City business booms

Shack Shack was one of a number of businesses brought to New Haven by University Prop- erties, the Yale-run company that manages much of the real estate near campus.
Shack Shack was one of a number of businesses brought to New Haven by University Prop- erties, the Yale-run company that manages much of the real estate near campus. Photo by Anna-Sophie Harling.

New Haven residents can now step out of the city’s ninth square and into what is billed as a “little French Quarter bistro” in the form of Yolande’s Bistro and Creperie.

The new eatery is one of about 53 businesses that opened in the city in 2012, according to a working draft prepared by the Office of Economic Development and presented to the Development Commission on Jan. 8. Officials with the city and University Properties, the Yale-run company that owns and manages much of the real estate near campus, said they find the number of new businesses — a jump from 2011’s 38 new businesses — -encouraging and a testament to their work.

“We are seeing a positive trend here in the city due to the continuing growth and competitive strengths in our core economic base of health care, life science, education and advanced manufacturing companies,” City Hall Deputy Economic Development Administrator Michael Piscitelli said.

University Properties, which seeks to mix local tenants with national companies in its properties, brought in many of the new businesses that opened in the past year, including Tomatillo, Shake Shack and Alex and Ani. Since students are only on campus for about eight months, the Shops at Yale also rely on national chains that can draw nonstudent business to New Haven.

“From University Properties’ point of view, the more savvy small retailers that spring up and prosper in New Haven, the better — they give New Haven its unique flavor,” said UP Director Abigail Rider. “We are especially pleased when we can recruit national tenants like Urban Outfitters, Gant and Jack Wills who tend to avoid malls, making us that much more unique and thus more attractive to shoppers in the 40-mile circle around New Haven who support the businesses when school is not in session.”

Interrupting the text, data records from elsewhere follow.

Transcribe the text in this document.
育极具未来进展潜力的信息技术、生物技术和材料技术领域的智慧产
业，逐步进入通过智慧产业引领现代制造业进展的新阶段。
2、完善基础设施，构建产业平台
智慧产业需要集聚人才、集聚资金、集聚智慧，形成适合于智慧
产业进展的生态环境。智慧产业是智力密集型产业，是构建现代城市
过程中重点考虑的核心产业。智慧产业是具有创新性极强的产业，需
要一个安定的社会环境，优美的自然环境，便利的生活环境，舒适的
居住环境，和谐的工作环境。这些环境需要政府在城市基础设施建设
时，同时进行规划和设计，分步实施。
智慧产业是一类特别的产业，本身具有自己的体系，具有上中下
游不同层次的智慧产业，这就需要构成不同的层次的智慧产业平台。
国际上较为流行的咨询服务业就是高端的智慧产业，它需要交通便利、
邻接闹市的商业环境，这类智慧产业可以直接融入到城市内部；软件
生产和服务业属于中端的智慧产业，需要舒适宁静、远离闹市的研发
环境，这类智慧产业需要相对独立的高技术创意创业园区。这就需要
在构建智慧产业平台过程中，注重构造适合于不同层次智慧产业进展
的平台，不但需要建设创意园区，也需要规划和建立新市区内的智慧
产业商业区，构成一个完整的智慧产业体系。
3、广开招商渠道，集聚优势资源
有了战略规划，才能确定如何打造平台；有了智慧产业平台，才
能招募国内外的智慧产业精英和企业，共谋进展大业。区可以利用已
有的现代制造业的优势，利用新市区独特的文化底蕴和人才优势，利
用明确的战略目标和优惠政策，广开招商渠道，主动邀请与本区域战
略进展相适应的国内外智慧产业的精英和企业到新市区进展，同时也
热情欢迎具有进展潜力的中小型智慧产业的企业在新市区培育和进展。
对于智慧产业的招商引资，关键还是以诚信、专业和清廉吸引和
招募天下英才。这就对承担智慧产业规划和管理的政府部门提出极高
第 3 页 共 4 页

In addition to drawing retailers to nearby properties, Yale also plays a prominent role in drawing business to New Haven beyond the boundaries of University-owned property. Piscitelli cited pharmaceutical company Alexion’s decision to return to New Haven in 2015 as evidence of Yale’s ability to attract technology-based businesses to the city.

Chairigami founder and CEO Zachary Rotholz ’11 said New Haven is an ideal location for a business, due to the sophisticated, intellectual audience and numerous travelers that the city and University draw each year.

The city’s image has an “association with Yale,” which Rotholz said was “huge” for a retail store and has helped him develop a national and international consumer base. The new businesses opening in New Haven have helped Chairigami win business furnishing in their offices.

The growth of the economic base has helped to foster strength in the residential market and a vibrant downtown, according to Piscitelli. Yolande Lacan, who owns Yolande’s Bistro and Creperie, said much of her business is due to that base.

“I’m just getting known out there. I’ve started to do cater-out business with some of the Yale medical offices, [a] couple of holiday events, [and I’m] starting to see some of the professors,” Lacan said.

Both Lacan and Rotholz credited numerous organizations dedicated to supporting new business owners, both Yale- and city-based, with helping them and other new entrepreneurs succeed. The Yale Entrepreneurial Initiative, the Yale Office of New Haven and State Affairs and the New Haven Economic Development Commission were all instrumental in Rotholz’s success, he said.

Lacan said her principal support came from the Grove, a nonprofit social enterprise that helps people, organizations and businesses identify and reach their goals. She said that her neighboring business owners have also been helpful, championing the success of businesses around them in addition to that of their own business.

“I’m enjoying having that community looking to move forward and be successful,” she said. “We all help each other out, there’s plenty of business out there for all of us.”

Twenty-nine of the 53 businesses that were reported as opening in the Office of Economic Development’s working draft were located downtown.